The place of women in Indian politics reflects the opportunities and constraints that are associated with its democracy. Women have been key to numerous social movements and non-governmental organisations that underlie India’s vibrant civil society.
Whenever issues regarding women were addressed in the parliament our male politicians reached a new level of low grade. Politicians are often seen to use sexist remarks in parliament. According to a report published in 2017, India ranked 148th position in ‘Women in Parliament’ and at 88th position in ‘Women at ministerial position’. Our parliament currently has 11.8% women representation and state assemblies have only 9% even though ‘women empowerment has become a catchphrase in every government policy. Women need representation in parliament because it gives them equality. The constitution of India guarantees justice- social, economic and political, liberty of thought, and equality to all citizens. With gender-based violence ripping the country apart it has become more evident for an equal representation of women in politics. Self- representation and self-determination is a great step towards women empowerment.
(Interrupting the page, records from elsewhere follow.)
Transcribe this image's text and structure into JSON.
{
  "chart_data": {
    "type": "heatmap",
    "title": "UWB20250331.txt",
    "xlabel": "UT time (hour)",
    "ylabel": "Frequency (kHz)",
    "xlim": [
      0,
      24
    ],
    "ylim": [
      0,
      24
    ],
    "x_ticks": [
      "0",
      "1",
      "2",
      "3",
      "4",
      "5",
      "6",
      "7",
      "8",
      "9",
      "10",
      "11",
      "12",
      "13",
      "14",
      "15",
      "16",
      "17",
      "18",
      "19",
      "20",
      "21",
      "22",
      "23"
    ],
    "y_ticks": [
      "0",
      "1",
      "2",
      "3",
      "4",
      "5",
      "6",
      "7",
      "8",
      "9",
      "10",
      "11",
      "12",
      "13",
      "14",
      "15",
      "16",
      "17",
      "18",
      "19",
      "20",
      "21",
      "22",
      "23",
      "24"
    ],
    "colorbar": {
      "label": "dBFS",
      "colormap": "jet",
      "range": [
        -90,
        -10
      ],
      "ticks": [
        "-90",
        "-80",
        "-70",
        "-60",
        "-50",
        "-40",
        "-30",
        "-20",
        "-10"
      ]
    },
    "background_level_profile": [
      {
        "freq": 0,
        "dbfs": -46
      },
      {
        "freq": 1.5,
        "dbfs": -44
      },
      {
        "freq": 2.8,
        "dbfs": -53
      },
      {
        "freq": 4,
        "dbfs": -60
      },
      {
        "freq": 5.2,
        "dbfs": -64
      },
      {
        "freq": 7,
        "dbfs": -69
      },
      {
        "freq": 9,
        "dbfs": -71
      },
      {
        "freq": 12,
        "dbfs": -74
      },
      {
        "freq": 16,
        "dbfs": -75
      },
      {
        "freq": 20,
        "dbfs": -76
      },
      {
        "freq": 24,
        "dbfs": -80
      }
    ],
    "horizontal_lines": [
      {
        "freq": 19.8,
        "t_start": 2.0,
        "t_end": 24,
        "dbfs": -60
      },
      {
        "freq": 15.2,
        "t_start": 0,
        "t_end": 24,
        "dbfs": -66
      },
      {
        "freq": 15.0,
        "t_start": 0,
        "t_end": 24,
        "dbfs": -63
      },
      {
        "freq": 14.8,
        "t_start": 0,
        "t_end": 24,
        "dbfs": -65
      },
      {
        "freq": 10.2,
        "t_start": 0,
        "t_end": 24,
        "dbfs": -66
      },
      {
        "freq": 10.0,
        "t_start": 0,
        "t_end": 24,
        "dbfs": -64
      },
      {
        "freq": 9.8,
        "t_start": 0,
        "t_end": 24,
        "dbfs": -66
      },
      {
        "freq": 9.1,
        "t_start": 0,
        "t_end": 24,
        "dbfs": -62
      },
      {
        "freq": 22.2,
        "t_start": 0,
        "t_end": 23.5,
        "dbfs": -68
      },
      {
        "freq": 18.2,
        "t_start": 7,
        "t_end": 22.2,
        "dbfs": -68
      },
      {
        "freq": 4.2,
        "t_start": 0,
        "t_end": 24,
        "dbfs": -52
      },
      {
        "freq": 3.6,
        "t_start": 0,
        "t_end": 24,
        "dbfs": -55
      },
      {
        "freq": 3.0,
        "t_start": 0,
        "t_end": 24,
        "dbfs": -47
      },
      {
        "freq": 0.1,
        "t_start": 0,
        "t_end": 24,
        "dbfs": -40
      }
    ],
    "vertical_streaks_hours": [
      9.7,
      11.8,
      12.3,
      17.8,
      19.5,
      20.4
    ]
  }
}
The major challenges that women face are gender stereotypes. Women received less funding as compared to their male counterparts during elections. There is a lack of political network which in turn acts as a barrier for common women to take part in politics. The women reservation bill which would allow 1/3rd representation of women in the parliament has not yet been passed by the Lok Sabha. Although the bill needs some changes, as it only seems to benefit the urban and rich women and not the rural women. When women come to power, their leadership becomes delicate. When they become the minister of parliament their powers are generally limited. They are expected to strictly adhere to the party policy concerning women.